Se, nella tradizione cristiana, siamo considerati tutti uguali perché tutti figli di Dio, possiamo aggiungere che nell’esperienza di tutti gli esseri umani, di qualsiasi etnia o religione essi siano, c’è l’origine da un corpo materno, dalla dedizione gratuita di una donna. Nato di donna è il titolo di un famoso libro di Adrienne Rich, che ricorda a tutti gli esseri umani questa comune origine.

Ogni donna, in quanto madre potenziale, rappresenta quindi la possibilità, il ricordo, il simbolo, di questa dedizione gratuita – quasi sempre l’unica di questo tipo che sperimentiamo nella vita – e proprio per questo la sua presenza fragile e disarmata è tanto potente da fermare gli eserciti.

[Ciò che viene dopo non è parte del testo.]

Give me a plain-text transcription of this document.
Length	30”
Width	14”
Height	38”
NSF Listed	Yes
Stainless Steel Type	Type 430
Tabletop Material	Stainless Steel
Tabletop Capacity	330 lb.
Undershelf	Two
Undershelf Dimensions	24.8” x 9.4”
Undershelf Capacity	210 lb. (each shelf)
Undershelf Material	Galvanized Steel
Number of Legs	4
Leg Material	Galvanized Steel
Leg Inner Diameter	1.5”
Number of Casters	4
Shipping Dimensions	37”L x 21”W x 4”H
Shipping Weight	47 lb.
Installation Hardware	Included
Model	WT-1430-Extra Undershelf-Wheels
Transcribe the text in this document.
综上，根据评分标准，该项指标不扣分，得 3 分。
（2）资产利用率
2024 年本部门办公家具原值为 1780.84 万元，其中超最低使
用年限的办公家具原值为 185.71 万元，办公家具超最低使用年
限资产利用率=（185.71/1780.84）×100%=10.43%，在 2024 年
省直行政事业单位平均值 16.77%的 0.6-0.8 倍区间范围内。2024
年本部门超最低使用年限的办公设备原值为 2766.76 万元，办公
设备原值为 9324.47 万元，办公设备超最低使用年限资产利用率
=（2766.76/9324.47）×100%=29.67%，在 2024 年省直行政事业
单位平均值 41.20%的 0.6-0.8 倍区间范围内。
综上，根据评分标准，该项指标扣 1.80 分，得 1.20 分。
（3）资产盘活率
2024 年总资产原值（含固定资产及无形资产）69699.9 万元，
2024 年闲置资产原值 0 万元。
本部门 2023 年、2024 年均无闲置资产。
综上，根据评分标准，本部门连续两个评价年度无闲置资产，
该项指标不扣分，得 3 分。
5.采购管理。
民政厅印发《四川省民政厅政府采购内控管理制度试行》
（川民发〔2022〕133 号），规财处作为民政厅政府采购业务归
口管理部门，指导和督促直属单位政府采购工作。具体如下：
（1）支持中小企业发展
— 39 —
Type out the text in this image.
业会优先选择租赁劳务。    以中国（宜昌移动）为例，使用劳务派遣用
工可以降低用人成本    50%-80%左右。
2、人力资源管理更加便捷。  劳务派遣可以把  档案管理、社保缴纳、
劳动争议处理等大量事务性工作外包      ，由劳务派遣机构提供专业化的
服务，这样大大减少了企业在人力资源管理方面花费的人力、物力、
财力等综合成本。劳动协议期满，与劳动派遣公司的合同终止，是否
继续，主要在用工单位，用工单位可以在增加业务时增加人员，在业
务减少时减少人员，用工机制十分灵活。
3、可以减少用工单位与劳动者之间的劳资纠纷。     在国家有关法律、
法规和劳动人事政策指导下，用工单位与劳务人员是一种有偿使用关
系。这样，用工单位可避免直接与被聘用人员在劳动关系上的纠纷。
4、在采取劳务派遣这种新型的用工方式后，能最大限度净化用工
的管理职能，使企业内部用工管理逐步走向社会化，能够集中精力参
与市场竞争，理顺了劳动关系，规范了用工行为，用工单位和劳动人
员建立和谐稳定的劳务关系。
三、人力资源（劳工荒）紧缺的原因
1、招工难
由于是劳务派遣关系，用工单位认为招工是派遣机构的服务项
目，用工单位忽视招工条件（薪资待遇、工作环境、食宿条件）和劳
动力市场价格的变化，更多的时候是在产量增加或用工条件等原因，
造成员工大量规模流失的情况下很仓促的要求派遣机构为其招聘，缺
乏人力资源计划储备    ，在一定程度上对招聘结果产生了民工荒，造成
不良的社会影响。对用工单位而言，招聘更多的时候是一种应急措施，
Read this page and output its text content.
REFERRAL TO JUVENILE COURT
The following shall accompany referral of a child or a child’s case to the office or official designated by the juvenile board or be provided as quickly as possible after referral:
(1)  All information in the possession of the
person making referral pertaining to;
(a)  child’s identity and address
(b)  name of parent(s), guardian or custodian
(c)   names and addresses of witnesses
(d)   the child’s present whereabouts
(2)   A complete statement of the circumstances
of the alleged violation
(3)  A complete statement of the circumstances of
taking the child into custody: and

Una psicanalista e scrittrice, Silvia Vegetti Finzi, una filosofa femminista, mente pensante del femminismo italiano, Luisa Muraro, e una grande giornalista, Lucia Annunziata, commentano queste immagini e ci conducono a leggerle nella loro profonda realtà. Non ci resta che leggerle aprendo il cuore alla speranza, ricordando che nel cristianesimo la salvezza dipende dal sì di una ragazza giovanissima, incredibilmente coraggiosa.